Analysys Mason’s business continuity planning (BCP) advice provides a foundation and guides processes to maintain and recover key business functions when operations have been threatened or disrupted, in effect a blueprint for business survival.
We assist our clients with identifying threats and risks, and reduce their potential impact through:
- understanding our clients’ key business operations
- developing a comprehensive threat and risk assessment
- devising mitigation strategies or other contingencies to ensure as near as possible normal business is quickly resumed.
We have extensive experience and expertise in helping our clients to assess their operations, and devise effective and economically optimal BCP, including an important element known as Disaster Recovery Planning (DRP), more usually meant to apply to planning for the recovery of an organisation’s ICT systems following a major failure.
With the support of senior management, and using the detailed operational knowledge and experience of staff, we work with our clients through a staged process:
- We develop a deep understanding of the key operations and processes through which the organisation meets its objectives, and serves its customers. This is followed by an examination of the causes and effects of disruptions, and assessing the risk of each – an important factor here is the time criticality of the loss of one or several processes, and when normal or replacement services are implemented.
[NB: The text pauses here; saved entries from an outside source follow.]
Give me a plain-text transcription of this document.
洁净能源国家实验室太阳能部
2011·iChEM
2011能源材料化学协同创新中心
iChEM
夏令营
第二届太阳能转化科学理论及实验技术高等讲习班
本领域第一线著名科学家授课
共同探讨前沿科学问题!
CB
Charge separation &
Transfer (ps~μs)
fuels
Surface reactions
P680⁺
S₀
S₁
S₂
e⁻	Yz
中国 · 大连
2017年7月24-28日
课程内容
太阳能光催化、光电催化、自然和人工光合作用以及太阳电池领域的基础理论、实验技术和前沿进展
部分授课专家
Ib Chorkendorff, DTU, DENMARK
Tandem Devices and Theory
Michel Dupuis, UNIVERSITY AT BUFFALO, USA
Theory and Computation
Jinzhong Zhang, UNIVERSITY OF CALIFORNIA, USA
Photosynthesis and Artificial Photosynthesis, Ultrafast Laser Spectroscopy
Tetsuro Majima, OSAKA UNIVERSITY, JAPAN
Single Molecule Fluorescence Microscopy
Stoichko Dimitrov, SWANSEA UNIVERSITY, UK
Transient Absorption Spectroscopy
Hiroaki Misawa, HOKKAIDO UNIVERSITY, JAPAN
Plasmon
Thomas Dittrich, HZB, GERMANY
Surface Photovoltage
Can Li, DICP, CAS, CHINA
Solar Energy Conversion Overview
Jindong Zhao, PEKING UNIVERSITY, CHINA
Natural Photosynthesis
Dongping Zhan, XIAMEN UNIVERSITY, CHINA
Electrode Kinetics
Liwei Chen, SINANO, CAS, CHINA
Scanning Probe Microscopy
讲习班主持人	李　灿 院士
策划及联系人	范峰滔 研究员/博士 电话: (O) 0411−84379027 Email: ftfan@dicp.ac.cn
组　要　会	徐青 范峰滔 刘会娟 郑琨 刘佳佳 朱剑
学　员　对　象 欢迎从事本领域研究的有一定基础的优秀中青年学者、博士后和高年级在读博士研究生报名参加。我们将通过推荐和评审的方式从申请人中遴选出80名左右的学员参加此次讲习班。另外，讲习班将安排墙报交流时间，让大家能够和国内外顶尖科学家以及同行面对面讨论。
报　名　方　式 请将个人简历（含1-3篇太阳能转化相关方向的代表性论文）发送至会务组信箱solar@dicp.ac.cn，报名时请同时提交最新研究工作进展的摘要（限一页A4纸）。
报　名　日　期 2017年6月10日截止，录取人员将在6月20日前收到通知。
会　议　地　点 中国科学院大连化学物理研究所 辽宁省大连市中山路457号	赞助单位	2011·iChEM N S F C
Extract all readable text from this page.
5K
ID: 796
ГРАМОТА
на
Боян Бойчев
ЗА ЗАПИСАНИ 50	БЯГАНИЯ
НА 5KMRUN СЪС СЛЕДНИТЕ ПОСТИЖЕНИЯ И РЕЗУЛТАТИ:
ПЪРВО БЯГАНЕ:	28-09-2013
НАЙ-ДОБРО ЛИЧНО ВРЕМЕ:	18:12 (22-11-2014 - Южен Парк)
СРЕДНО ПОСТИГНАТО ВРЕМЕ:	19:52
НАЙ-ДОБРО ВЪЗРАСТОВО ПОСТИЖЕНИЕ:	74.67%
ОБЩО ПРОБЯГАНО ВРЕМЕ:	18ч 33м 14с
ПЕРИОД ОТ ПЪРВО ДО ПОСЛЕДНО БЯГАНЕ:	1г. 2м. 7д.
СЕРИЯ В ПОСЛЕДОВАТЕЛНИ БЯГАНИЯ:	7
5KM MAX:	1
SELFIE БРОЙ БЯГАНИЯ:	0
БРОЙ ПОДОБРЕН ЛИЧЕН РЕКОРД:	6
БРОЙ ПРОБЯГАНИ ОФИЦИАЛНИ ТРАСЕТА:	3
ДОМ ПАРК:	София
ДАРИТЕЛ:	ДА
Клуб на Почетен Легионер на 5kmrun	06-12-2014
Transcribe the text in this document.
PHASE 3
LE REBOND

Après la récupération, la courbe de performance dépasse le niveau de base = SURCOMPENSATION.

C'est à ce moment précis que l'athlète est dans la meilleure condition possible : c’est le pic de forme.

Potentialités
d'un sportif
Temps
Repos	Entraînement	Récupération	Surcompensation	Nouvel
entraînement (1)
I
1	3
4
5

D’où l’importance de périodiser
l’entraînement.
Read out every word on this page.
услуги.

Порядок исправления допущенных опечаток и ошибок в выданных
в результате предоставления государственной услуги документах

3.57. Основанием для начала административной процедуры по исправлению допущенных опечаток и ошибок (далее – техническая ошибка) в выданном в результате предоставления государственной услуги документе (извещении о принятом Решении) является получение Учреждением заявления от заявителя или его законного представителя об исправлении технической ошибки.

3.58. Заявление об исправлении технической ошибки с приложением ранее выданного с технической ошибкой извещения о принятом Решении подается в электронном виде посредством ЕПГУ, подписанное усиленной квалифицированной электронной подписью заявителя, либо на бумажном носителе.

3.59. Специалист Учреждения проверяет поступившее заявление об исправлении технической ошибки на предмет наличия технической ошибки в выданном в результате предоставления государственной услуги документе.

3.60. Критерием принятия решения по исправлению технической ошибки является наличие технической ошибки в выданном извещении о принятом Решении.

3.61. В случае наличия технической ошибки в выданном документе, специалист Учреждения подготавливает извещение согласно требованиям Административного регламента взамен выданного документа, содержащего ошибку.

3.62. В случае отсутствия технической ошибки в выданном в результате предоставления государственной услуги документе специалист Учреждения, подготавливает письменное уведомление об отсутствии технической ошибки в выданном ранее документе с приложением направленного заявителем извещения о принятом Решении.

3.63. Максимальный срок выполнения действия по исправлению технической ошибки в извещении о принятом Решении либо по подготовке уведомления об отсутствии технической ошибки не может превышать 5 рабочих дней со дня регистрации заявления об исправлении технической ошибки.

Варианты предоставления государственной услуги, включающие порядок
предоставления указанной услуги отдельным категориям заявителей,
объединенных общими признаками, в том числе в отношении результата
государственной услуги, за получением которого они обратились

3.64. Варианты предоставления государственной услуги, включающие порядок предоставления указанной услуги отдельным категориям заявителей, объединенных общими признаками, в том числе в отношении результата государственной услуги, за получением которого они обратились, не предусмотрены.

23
- We identify available strategies and contingencies for mitigation of or response to the impacts of service affecting incidents. Detailed cost benefit analyses will be used as part of a systematic options appraisal, all of which must accord with the organisation’s appetite for risk and the nature of their business or the markets they serve.
- We develop the BCP, which must be an action document that drives activity. The plan must be tested to ensure it is robust and resilient, against the full range of envisaged scenarios. There may be iteration between this and previous stages to arrive at the optimal solution.
- Once the planning is in place, organisational climate and culture change needs to ensure that BCP becomes an integral part of daily operations – this includes gaining senior management buy-in and support as well as establishing training for staff and ensuring BCP change impacts are embedded into future projects.
- With a plan in place there must be regular testing, review and maintenance updates of the plan to counter changes in technology, legislation or other business environment aspects. Periodic review and testing is crucial here to ensure any response is appropriate and at the very least adequate.